Movies about prison are often rough affairs. In the recent A PRAYER BEFORE DAWN, a man battles addiction and also fights fellow prisoners in a martial arts tournament. On the opposite end of the spectrum, IF BEALE STREET COULD TALK shows the psychic and emotional toll inflicted upon wrongly arrested Fonny (Stephan James).
In both reality and fiction, incarceration tends to be retaliatory. If you’ve done wrong, you must not only be removed from society, but suffer in the process. THE MUSTANG, opening on March 15, takes a very different approach.
Restorative Justice

Lately, some filmmakers have started to turn their attention to alternate approaches toward prison. Instead of retaliatory justice which seeks to punish, restorative justice tries to heal and rehabilitate those who have done wrong.
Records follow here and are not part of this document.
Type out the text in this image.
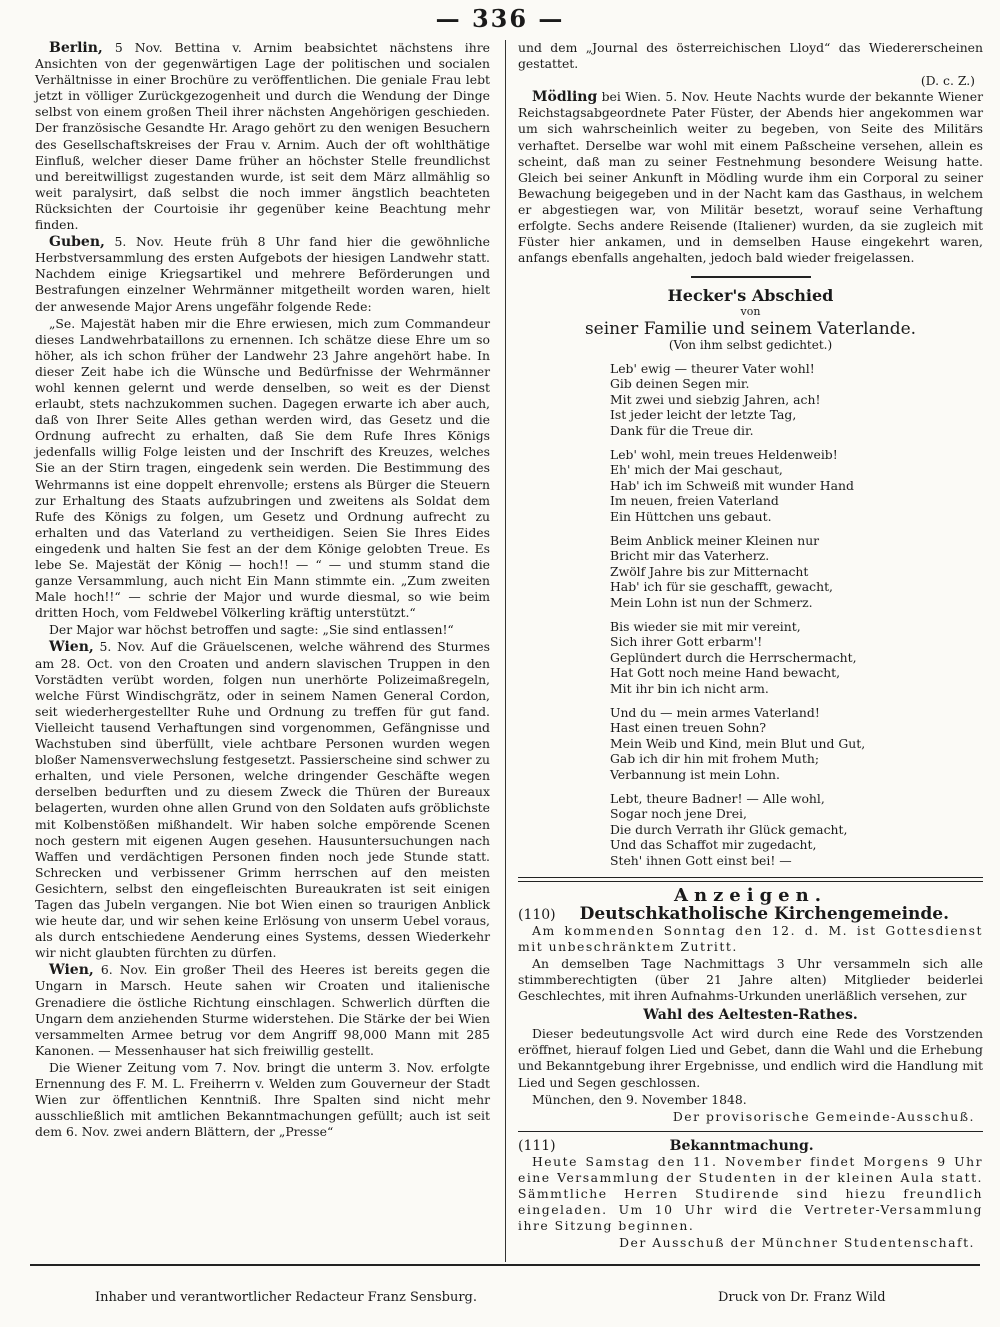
— 336 —

Berlin, 5 Nov. Bettina v. Arnim beabsichtet nächstens ihre Ansichten von der gegenwärtigen Lage der politischen und socialen Verhältnisse in einer Brochüre zu veröffentlichen. Die geniale Frau lebt jetzt in völliger Zurückgezogenheit und durch die Wendung der Dinge selbst von einem großen Theil ihrer nächsten Angehörigen geschieden. Der französische Gesandte Hr. Arago gehört zu den wenigen Besuchern des Gesellschaftskreises der Frau v. Arnim. Auch der oft wohlthätige Einfluß, welcher dieser Dame früher an höchster Stelle freundlichst und bereitwilligst zugestanden wurde, ist seit dem März allmählig so weit paralysirt, daß selbst die noch immer ängstlich beachteten Rücksichten der Courtoisie ihr gegenüber keine Beachtung mehr finden.

Guben, 5. Nov. Heute früh 8 Uhr fand hier die gewöhnliche Herbstversammlung des ersten Aufgebots der hiesigen Landwehr statt. Nachdem einige Kriegsartikel und mehrere Beförderungen und Bestrafungen einzelner Wehrmänner mitgetheilt worden waren, hielt der anwesende Major Arens ungefähr folgende Rede:

„Se. Majestät haben mir die Ehre erwiesen, mich zum Commandeur dieses Landwehrbataillons zu ernennen. Ich schätze diese Ehre um so höher, als ich schon früher der Landwehr 23 Jahre angehört habe. In dieser Zeit habe ich die Wünsche und Bedürfnisse der Wehrmänner wohl kennen gelernt und werde denselben, so weit es der Dienst erlaubt, stets nachzukommen suchen. Dagegen erwarte ich aber auch, daß von Ihrer Seite Alles gethan werden wird, das Gesetz und die Ordnung aufrecht zu erhalten, daß Sie dem Rufe Ihres Königs jedenfalls willig Folge leisten und der Inschrift des Kreuzes, welches Sie an der Stirn tragen, eingedenk sein werden. Die Bestimmung des Wehrmanns ist eine doppelt ehrenvolle; erstens als Bürger die Steuern zur Erhaltung des Staats aufzubringen und zweitens als Soldat dem Rufe des Königs zu folgen, um Gesetz und Ordnung aufrecht zu erhalten und das Vaterland zu vertheidigen. Seien Sie Ihres Eides eingedenk und halten Sie fest an der dem Könige gelobten Treue. Es lebe Se. Majestät der König — hoch!! — “ — und stumm stand die ganze Versammlung, auch nicht Ein Mann stimmte ein. „Zum zweiten Male hoch!!“ — schrie der Major und wurde diesmal, so wie beim dritten Hoch, vom Feldwebel Völkerling kräftig unterstützt.“

Der Major war höchst betroffen und sagte: „Sie sind entlassen!“

Wien, 5. Nov. Auf die Gräuelscenen, welche während des Sturmes am 28. Oct. von den Croaten und andern slavischen Truppen in den Vorstädten verübt worden, folgen nun unerhörte Polizeimaßregeln, welche Fürst Windischgrätz, oder in seinem Namen General Cordon, seit wiederhergestellter Ruhe und Ordnung zu treffen für gut fand. Vielleicht tausend Verhaftungen sind vorgenommen, Gefängnisse und Wachstuben sind überfüllt, viele achtbare Personen wurden wegen bloßer Namensverwechslung festgesetzt. Passierscheine sind schwer zu erhalten, und viele Personen, welche dringender Geschäfte wegen derselben bedurften und zu diesem Zweck die Thüren der Bureaux belagerten, wurden ohne allen Grund von den Soldaten aufs gröblichste mit Kolbenstößen mißhandelt. Wir haben solche empörende Scenen noch gestern mit eigenen Augen gesehen. Hausuntersuchungen nach Waffen und verdächtigen Personen finden noch jede Stunde statt. Schrecken und verbissener Grimm herrschen auf den meisten Gesichtern, selbst den eingefleischten Bureaukraten ist seit einigen Tagen das Jubeln vergangen. Nie bot Wien einen so traurigen Anblick wie heute dar, und wir sehen keine Erlösung von unserm Uebel voraus, als durch entschiedene Aenderung eines Systems, dessen Wiederkehr wir nicht glaubten fürchten zu dürfen.

Wien, 6. Nov. Ein großer Theil des Heeres ist bereits gegen die Ungarn in Marsch. Heute sahen wir Croaten und italienische Grenadiere die östliche Richtung einschlagen. Schwerlich dürften die Ungarn dem anziehenden Sturme widerstehen. Die Stärke der bei Wien versammelten Armee betrug vor dem Angriff 98,000 Mann mit 285 Kanonen. — Messenhauser hat sich freiwillig gestellt.

Die Wiener Zeitung vom 7. Nov. bringt die unterm 3. Nov. erfolgte Ernennung des F. M. L. Freiherrn v. Welden zum Gouverneur der Stadt Wien zur öffentlichen Kenntniß. Ihre Spalten sind nicht mehr ausschließlich mit amtlichen Bekanntmachungen gefüllt; auch ist seit dem 6. Nov. zwei andern Blättern, der „Presse“

und dem „Journal des österreichischen Lloyd“ das Wiedererscheinen gestattet.

(D. c. Z.)

Mödling bei Wien. 5. Nov. Heute Nachts wurde der bekannte Wiener Reichstagsabgeordnete Pater Füster, der Abends hier angekommen war um sich wahrscheinlich weiter zu begeben, von Seite des Militärs verhaftet. Derselbe war wohl mit einem Paßscheine versehen, allein es scheint, daß man zu seiner Festnehmung besondere Weisung hatte. Gleich bei seiner Ankunft in Mödling wurde ihm ein Corporal zu seiner Bewachung beigegeben und in der Nacht kam das Gasthaus, in welchem er abgestiegen war, von Militär besetzt, worauf seine Verhaftung erfolgte. Sechs andere Reisende (Italiener) wurden, da sie zugleich mit Füster hier ankamen, und in demselben Hause eingekehrt waren, anfangs ebenfalls angehalten, jedoch bald wieder freigelassen.

Hecker's Abschied
von
seiner Familie und seinem Vaterlande.
(Von ihm selbst gedichtet.)
Leb' ewig — theurer Vater wohl!
Gib deinen Segen mir.
Mit zwei und siebzig Jahren, ach!
Ist jeder leicht der letzte Tag,
Dank für die Treue dir.
Leb' wohl, mein treues Heldenweib!
Eh' mich der Mai geschaut,
Hab' ich im Schweiß mit wunder Hand
Im neuen, freien Vaterland
Ein Hüttchen uns gebaut.
Beim Anblick meiner Kleinen nur
Bricht mir das Vaterherz.
Zwölf Jahre bis zur Mitternacht
Hab' ich für sie geschafft, gewacht,
Mein Lohn ist nun der Schmerz.
Bis wieder sie mit mir vereint,
Sich ihrer Gott erbarm'!
Geplündert durch die Herrschermacht,
Hat Gott noch meine Hand bewacht,
Mit ihr bin ich nicht arm.
Und du — mein armes Vaterland!
Hast einen treuen Sohn?
Mein Weib und Kind, mein Blut und Gut,
Gab ich dir hin mit frohem Muth;
Verbannung ist mein Lohn.
Lebt, theure Badner! — Alle wohl,
Sogar noch jene Drei,
Die durch Verrath ihr Glück gemacht,
Und das Schaffot mir zugedacht,
Steh' ihnen Gott einst bei! —
Anzeigen.
(110) Deutschkatholische Kirchengemeinde.

Am kommenden Sonntag den 12. d. M. ist Gottesdienst mit unbeschränktem Zutritt.

An demselben Tage Nachmittags 3 Uhr versammeln sich alle stimmberechtigten (über 21 Jahre alten) Mitglieder beiderlei Geschlechtes, mit ihren Aufnahms-Urkunden unerläßlich versehen, zur

Wahl des Aeltesten-Rathes.

Dieser bedeutungsvolle Act wird durch eine Rede des Vorstzenden eröffnet, hierauf folgen Lied und Gebet, dann die Wahl und die Erhebung und Bekanntgebung ihrer Ergebnisse, und endlich wird die Handlung mit Lied und Segen geschlossen.

München, den 9. November 1848.

Der provisorische Gemeinde-Ausschuß.
(111)	Bekanntmachung.

Heute Samstag den 11. November findet Morgens 9 Uhr eine Versammlung der Studenten in der kleinen Aula statt. Sämmtliche Herren Studirende sind hiezu freundlich eingeladen. Um 10 Uhr wird die Vertreter-Versammlung ihre Sitzung beginnen.

Der Ausschuß der Münchner Studentenschaft.
Inhaber und verantwortlicher Redacteur Franz Sensburg.	Druck von Dr. Franz Wild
The 2017 documentary THE WORK, for example, follows inmates and outsiders at Folsom Prison who participate in an inclusive group therapy.
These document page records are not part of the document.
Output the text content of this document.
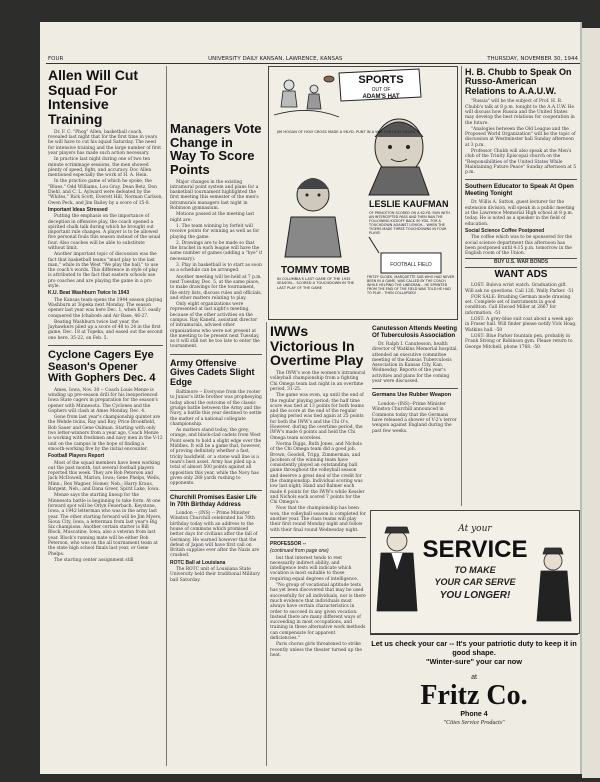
FOUR	UNIVERSITY DAILY KANSAN, LAWRENCE, KANSAS	THURSDAY, NOVEMBER 30, 1944
Allen Will Cut Squad For Intensive Training

Dr. F. C. "Phog" Allen, basketball coach, revealed last night that for the first time in years he will have to cut his squad Saturday. The need for intensive training and the large number of first year players has made such action necessary.

In practice last night during one of two ten minute scrimmage sessions, the men showed plenty of speed, fight, and accuracy. Doc Allen mentioned especially the work of H. A. Hein.

In the practice game of which he spoke, the "Blues," Odd Williams, Lou Gray, Dean Betz, Don Diehl, and C. L. Aylward were defeated by the "Whites," Rick Scott, Everett Hill, Norman Carlson, Owen Peck, and Jim Bailey by a score of 15-8.

Important Ideas Stressed

Putting the emphasis on the importance of deception in offensive play, the coach opened a spirited chalk talk during which he brought out important rule changes. A player is to be allowed five personal fouls this season instead of the usual four. Also coaches will be able to substitute without limit.

Another important topic of discussion was the fact that basketball teams "must play to the last man," while in the West "We play the ball," to use the coach's words. This difference in style of play is attributed to the fact that eastern schools use pro coaches and are playing the game in a pro style.

K.U. Beat Washburn Twice In 1943

The Kansas team opens the 1944 season playing Washburn at Topeka next Monday. The season opener last year was here Dec. 1, when K.U. easily conquered the Ichabods and Air Base, 46-27.

Beating Washburn twice last year, the Jayhawkers piled up a score of 48 to 24 in the first game, Dec. 18 at Topeka, and eased out the second one here, 35-22, on Feb. 5.

Cyclone Cagers Eye Season's Opener With Gophers Dec. 4

Ames, Iowa, Nov. 30 -- Coach Louis Menze is winding up pre-season drill for his inexperienced Iowa State cagers in preparation for the season's opener with Minnesota. The Cyclones and the Gophers will clash at Ames Monday, Dec. 4.

Gone from last year's championship quintet are the Wehde twins, Ray and Roy, Price Brookfield, Bob Sauer and Gene Oulman. Starting with only two letter-winners from a year ago, Coach Menze is working with freshmen and navy men in the V-12 unit on the campus in the hope of finding a smooth-working five by the initial encounter.

Football Players Report

Most of the squad members have been working out the past month, but several football players reported this week. They are Bob Peterson and Jack McDowell, Marion, Iowa; Gene Phelps, Wells, Minn.; Rex Wagner, Homer, Neb.; Harry Kraus, Bargent, Neb.; and Dana Greer, Spirit Lake, Iowa.

Menze says the starting lineup for the Minnesota battle is beginning to take form. At one forward spot will be Orlyn Feuerbach, Keystone, Iowa, a 1942 letterman who was in the army last year. The other starting forward will be Jim Myers, Sioux City, Iowa, a letterman from last year's Big Six champions. Another certain starter is Bill Block, Muscatine, Iowa, also a veteran from last year. Block's running mate will be either Bob Peterson, who was on the all tournament team at the state high school finals last year, or Gene Phelps.

The starting center assignment still

Managers Vote Change in Way To Score Points

Major changes in the existing intramural point system and plans for a basketball tournament highlighted the first meeting this semester of the men's intramurals managers last night in Robinson gymnasium.

Motions passed at the meeting last night are:

1. The team winning by forfeit will receive points for winning as well as for playing the game.

2. Drawings are to be made so that the bracket in each league will have the same number of games (adding a "bye" if necessary).

3. Play in basketball is to start as soon as a schedule can be arranged.

Another meeting will be held at 7 p.m. next Tuesday, Dec. 5, at the same place, to make drawings for the tournament, file entry lists, discuss rules and officials, and other matters relating to play.

Only eight organizations were represented at last night's meeting, because of the other activities on the campus. Ray Kanehl, assistant director of intramurals, advised other organizations who were not present at the meeting to be present next Tuesday, as it will still not be too late to enter the tournament.

Army Offensive Gives Cadets Slight Edge

Baltimore -- Everyone from the rooter to Junior's little brother was prophesying today about the outcome of the classic grudge battle between the Army and the Navy, a battle this year destined to settle the matter of a national collegiate championship.

As matters stand today, the grey, orange, and black-clad cadets from West Point seem to hold a slight edge over the Middies. It will be a game that, however, of proving definitely whether a fast, tricky backfield, or a stone wall line is a team's best asset. Army has piled up a total of almost 500 points against all opposition this year, while the Navy has given only 288 yards rushing to opponents.

Churchill Promises Easier Life In 70th Birthday Address

London -- (INS) -- Prime Minister Winston Churchill celebrated his 70th birthday today with an address to the house of commons which promised better days for civilians after the fall of Germany. He warned however that the defeat of Japan will have first call on British supplies ever after the Nazis are crushed.

ROTC Ball at Louisiana

The ROTC unit of Louisiana State University held their traditional Military ball Saturday.

SPORTS
OUT OF
ADAM'S HAT
JIM HOGAN OF HOLY CROSS MADE A 98-YD. PUNT IN A WIN FOR HOLY CROSS
LESLIE KAUFMAN
OF PRINCETON SCORED ON A 62-YD. RUN WITH AN INTERCEPTED PASS AND THEN RAN THE FOLLOWING KICKOFF BACK 90 YDS. FOR A TOUCHDOWN AGAINST LEHIGH... WHEN THE TIGERS MADE THREE TOUCHDOWNS IN FOUR PLAYS!
TOMMY TOMB
IN COLUMBIA'S LAST GAME OF THE 1935 SEASON... SCORED A TOUCHDOWN IN THE LAST PLAY OF THE GAME
FOOTBALL FIELD
FRITZY GLOJEK, MARQUETTE SUB WHO HAD NEVER BEEN IN A GAME, WAS CALLED BY THE COACH WHILE HELPING THE LINESMAN... HE SPRINTED FROM THE END OF THE FIELD WAS TOLD HE HAD TO PLAY - THEN COLLAPSED!
IWWs Victorious In Overtime Play

The IWW's won the women's intramural volleyball championship from a fighting Chi Omega team last night in an overtime period, 31-25.

The game was even, up until the end of the regular playing period; the half time score was tied at 13 points for both teams and the score at the end of the regular playing period was tied again at 25 points for both the IWW's and the Chi O's. However, during the overtime period, the IWW's made 6 points and held the Chi Omega team scoreless.

Norma Diggs, Ruth Jones, and Nichols of the Chi Omega team did a good job. Brown, Goodell, Tripp, Zimmerman, and Jacobson of the winning team have consistently played an outstanding ball game throughout the volleyball season and deserve a great deal of the credit for the championship. Individual scoring was low last night; Hand and Balmer each made 6 points for the IWW's while Kessler and Nichols each scored 7 points for the Chi Omega's.

Now that the championship has been won, the volleyball season is completed for another year. The class teams will play their first round Monday night and follow with their final round Wednesday night.

PROFESSOR --
(continued from page one)

but that interest tends to rest necessarily indirect ability, and intelligence tests will indicate which vocation is most suitable to those requiring equal degrees of intelligence.

"No group of vocational aptitude tests has yet been discovered that may be used successfully for all individuals, nor is there much evidence that individuals must always have certain characteristics in order to succeed in any given vocation. Instead there are many different ways of succeeding in most occupations, and training in these alternative work methods can compensate for apparent deficiencies."

Paris chorus girls threatened to strike recently unless the theater turned up the heat.

Canutesson Attends Meeting Of Tuberculosis Association

Dr. Ralph I. Canutesson, health director of Watkins Memorial hospital, attended an executive committee meeting of the Kansas Tuberculosis Association in Kansas City, Kan. Wednesday. Reports of the year's activities and plans for the coming year were discussed.

Germans Use Rubber Weapon

London--(INS)--Prime Minister Winston Churchill announced in Commons today that the Germans have released a shower of V-2's terror weapon against England during the past few weeks.

H. B. Chubb to Speak On Russo-American Relations to A.A.U.W.

"Russia" will be the subject of Prof. H. B. Chubb's talk at 8 p.m. tonight to the A.A.U.W. He will discuss how Russia and the United States may develop the best relations for cooperation in the future.

"Analogies between the Old League and the Proposed World Organization" will be the topic of discussion at Westminster hall Sunday afternoon at 3 p.m.

Professor Chubb will also speak at the Men's club of the Trinity Episcopal church on the "Responsibilities of the United States While Maintaining Future Peace" Sunday afternoon at 5 p.m.

Southern Educator to Speak At Open Meeting Tonight

Dr. Willis A. Sutton, guest lecturer for the extension division, will speak in a public meeting at the Lawrence Memorial High school at 8 p.m. today. He is noted as a speaker in the field of education.

Social Science Coffee Postponed

The coffee which was to be sponsored for the social science department this afternoon has been postponed until 4:15 p.m. tomorrow in the English room of the Union.

BUY U.S. WAR BONDS
WANT ADS

LOST: Bulova wrist watch. Graduation gift. Will ask no questions. Call 126, Wally Parker. -51

FOR SALE: Brushing German mode drawing set. Complete set of instruments in good condition. Call Elwood Miller at 2667 for information. -51

LOST: A grey-blue suit coat about a week ago in Fraser hall. Will finder please notify Vick Hoag. Watkins hall. -50

LOST: Blue Parker fountain pen, probably in Frank Strong or Robinson gym. Please return to George Mitchell, phone 1768. -50

At your
SERVICE
TO MAKE
YOUR CAR SERVE
YOU LONGER!
Let us check your car -- It's your patriotic duty to keep it in good shape.
"Winter-sure" your car now
at
Fritz Co.
Phone 4
"Cities Service Products"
Now, writer/director Laure de Clermont-Tonnerre draws upon actual events to tell a different sort of story about restorative justice. Where the men in THE WORK, er, worked with one another, THE MUSTANG features Matthias Schoenaerts as a man working his way toward wellness alongside a wild horse.
Learn to Be Gentle

Schoenaerts has done great work playing terrifying people (see his slimy, smirking crook in THE DROP, for instance), but he can also convey tenderness remarkably well. His role in THE MUSTANG calls for both.
His character, Roman Coleman, has long been in prison for crimes that, a conversation with his therapist (played by the great Connie Britton) reveals, he decided to commit in the space of a second. He knows that he’s angry and hurting, but he doesn’t have the tools to heal. A rehabilitation program headed by Myles (the legendary Bruce Dern) offers him a chance to acquire those tools.
Build a Better Man

To tame a horse, Roman must learn patience. He must learn care. He has to learn to read and understand the feelings of another being and respond to them in a healthy way. In learning to tame, train and love his horse, Roman has the chance to build himself into a better person.
Even when Roman has healed his heart, he’ll have to face the fallout of his crimes. His imprisonment is only one part of that. His daughter barely knows him; what she does know she has no reason to trust or love. If he wants a future with her, Roman will have to prove he’s truly doing the work to change.
THE MUSTANG is about the necessity of care, for others and for oneself. It’s about the work that goes into change — not just making it happen, but maintaining it. It’s a prison drama built on the notion of restorative justice. May it be the first of many.
THE MUSTANG comes to AMC on March 15.